Si le Hamas n’existait pas

Par Jenifer LOEWENSTEIN
3 janvier 2009

Cette crise n’a rien à voir avec la liberté, la démocratie, la justice ou la paix. Mahmoud Zahhar ou Khalid Mash’al ou Ismail Haniyeh n’en sont pas les causes. Hassan Nasrallah ou Mahmoud Ahmadinejad non plus. Ce sont des intervenants circonstanciels dont le rôle dans la tempête actuelle ne résulte que du laisser-faire qui dure depuis 61 ans et a abouti à la catastrophe d’aujourd’hui.

Soyons parfaitement clairs. Si le dépeçage et la destruction systématiques de la bande de Gaza continuent, si la volonté d’Israël est celle des Etats-Unis, si l’Union Européenne, la Russie, les Nations Unies et toutes les organisations juridiques ou autres disséminées autour du globe restent assises comme des pantins creux et impassibles, ne faisant rien d’autre que de lancer d’incessants “appels au cessez-le-feu“ aux “deux camps“ ; si les lâches, obséquieux et serviles Etats Arabes continuent d’attendre en regardant leurs frères se faire massacrer inlassablement pendant que la Superpuissance mondiale d’intimidation les fixe menaçante de Washington pour qu’ils ne disent la moindre chose qui lui déplaise ; alors disons au moins la vérité sur l’enfer qui se déroule sur terre.
La terreur d’état comme on le dit qui se déchaîne du ciel sur la terre de Gaza n’a rien à voir avec le Hamas. Elle n’a rien à voir avec la “terreur“. Elle n’a rien à voir avec la “sécurité“ à long terme de l’Etat Juif ou avec le Hezbollah ou la Syrie ou l’Iran sauf dans la mesure où elle aggrave les conditions qui ont mené à la crise actuelle.

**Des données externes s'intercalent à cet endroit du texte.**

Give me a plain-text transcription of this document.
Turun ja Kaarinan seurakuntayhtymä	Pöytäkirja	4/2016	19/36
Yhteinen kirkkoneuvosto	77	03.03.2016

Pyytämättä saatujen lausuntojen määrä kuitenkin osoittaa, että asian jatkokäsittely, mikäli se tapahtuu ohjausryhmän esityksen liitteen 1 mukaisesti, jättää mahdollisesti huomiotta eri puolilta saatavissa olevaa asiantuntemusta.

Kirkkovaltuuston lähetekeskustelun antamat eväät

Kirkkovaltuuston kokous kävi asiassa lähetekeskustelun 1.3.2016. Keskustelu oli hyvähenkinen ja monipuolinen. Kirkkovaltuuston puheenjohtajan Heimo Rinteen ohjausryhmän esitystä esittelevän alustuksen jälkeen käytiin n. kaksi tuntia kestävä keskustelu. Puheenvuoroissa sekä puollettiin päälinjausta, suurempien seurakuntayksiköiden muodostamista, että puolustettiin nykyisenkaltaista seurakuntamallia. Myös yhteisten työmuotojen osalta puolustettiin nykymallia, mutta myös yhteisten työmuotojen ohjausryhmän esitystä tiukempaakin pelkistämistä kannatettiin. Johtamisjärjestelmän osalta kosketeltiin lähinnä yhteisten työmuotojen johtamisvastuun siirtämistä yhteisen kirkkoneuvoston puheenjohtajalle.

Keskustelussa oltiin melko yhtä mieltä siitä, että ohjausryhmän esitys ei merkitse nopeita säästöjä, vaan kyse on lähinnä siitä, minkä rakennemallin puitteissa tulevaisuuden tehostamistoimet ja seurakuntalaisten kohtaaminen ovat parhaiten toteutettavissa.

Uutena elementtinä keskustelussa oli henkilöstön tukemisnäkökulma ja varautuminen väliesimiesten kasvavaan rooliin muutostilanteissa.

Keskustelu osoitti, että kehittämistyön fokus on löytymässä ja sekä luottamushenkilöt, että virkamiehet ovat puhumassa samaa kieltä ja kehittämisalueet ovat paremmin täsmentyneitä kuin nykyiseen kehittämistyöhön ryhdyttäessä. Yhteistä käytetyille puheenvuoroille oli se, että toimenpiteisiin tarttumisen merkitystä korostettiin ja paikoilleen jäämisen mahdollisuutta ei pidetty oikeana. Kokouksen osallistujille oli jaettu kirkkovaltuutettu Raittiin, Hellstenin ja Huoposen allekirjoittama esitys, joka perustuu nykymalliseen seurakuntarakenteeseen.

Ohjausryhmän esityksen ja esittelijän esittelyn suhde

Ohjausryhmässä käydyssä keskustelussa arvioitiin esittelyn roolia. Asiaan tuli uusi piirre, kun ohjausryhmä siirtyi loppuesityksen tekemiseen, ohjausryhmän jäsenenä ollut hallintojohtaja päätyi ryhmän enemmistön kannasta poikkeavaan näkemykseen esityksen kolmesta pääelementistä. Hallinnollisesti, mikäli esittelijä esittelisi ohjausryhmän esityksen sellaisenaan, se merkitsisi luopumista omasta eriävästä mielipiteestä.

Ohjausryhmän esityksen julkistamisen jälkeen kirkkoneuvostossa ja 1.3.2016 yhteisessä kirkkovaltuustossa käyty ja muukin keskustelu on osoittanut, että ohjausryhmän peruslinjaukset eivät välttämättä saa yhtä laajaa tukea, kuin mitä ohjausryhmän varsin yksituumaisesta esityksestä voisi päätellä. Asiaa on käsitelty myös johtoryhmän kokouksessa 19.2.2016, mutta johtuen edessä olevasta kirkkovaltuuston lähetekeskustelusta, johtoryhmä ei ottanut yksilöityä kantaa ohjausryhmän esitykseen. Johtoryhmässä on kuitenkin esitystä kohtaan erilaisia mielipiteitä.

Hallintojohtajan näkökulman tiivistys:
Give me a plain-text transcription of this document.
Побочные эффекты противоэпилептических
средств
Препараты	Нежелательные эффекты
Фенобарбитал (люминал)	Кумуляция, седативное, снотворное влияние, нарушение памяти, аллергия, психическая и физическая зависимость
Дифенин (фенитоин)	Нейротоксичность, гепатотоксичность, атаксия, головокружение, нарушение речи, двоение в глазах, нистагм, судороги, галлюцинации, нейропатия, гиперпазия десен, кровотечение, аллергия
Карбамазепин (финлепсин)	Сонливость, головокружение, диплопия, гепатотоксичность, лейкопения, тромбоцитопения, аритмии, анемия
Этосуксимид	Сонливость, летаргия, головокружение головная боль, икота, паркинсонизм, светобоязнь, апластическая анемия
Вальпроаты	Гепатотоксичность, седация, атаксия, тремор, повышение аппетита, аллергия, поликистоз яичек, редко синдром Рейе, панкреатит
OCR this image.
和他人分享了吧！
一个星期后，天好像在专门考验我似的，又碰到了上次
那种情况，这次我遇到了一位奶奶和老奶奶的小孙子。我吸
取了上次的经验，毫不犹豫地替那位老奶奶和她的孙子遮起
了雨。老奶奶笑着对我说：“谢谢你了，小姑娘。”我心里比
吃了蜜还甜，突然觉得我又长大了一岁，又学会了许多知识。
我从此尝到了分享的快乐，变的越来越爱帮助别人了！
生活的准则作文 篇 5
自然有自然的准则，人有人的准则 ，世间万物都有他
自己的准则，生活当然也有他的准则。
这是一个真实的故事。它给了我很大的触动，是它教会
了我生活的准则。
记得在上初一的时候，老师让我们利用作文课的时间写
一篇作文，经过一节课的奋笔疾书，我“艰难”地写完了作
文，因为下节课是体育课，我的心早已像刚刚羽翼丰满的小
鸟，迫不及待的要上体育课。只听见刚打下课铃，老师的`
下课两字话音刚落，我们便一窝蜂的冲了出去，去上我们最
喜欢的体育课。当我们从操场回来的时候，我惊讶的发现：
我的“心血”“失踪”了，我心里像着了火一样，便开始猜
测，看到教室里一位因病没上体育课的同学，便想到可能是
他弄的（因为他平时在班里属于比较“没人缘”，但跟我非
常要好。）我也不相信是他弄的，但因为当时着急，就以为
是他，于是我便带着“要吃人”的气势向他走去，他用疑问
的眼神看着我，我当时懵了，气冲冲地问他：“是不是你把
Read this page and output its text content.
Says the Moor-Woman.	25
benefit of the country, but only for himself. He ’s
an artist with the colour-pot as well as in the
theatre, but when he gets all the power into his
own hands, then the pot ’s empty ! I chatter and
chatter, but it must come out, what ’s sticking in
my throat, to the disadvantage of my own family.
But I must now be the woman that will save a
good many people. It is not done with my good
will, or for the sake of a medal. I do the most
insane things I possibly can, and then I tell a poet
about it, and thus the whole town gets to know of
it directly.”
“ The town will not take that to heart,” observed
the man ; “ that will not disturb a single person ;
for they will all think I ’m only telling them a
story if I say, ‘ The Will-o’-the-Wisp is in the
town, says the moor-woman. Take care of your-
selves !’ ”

Elle n’a rien à voir avec une guerre préventive – un euphémisme cynique et abusif, utilisé systématiquement pour justifier l’asservissement d’une nation qui ose clamer sa souveraineté ; qui ose affirmer que ses ressources lui appartiennent ; qui ne veut pas qu’une base militaire de l’Empire souille le sol qui lui est cher.

Cette crise n’a rien à voir avec la liberté, la démocratie, la justice ou la paix. Mahmoud Zahhar ou Khalid Mash’al ou Ismail Haniyeh n’en sont pas les causes. Hassan Nasrallah ou Mahmoud Ahmadinejad non plus. Ce sont des intervenants circonstanciels dont le rôle dans la tempête actuelle ne résulte que du laisser-faire qui dure depuis 61 ans et a abouti à la catastrophe d’aujourd’hui. La cause Islamiste donne une certaine teinture à l’atmosphère de la crise et continuera de le faire ; elle a mis en avant les chefs actuels et mobilisé de vastes secteurs de la population mondiale. Les principaux symboles aujourd’hui sont Islamiques – les mosquées, le Coran, le prophète Mahomet et le Jihad. Mais ces symboles pourraient disparaître, l’impasse continuerait.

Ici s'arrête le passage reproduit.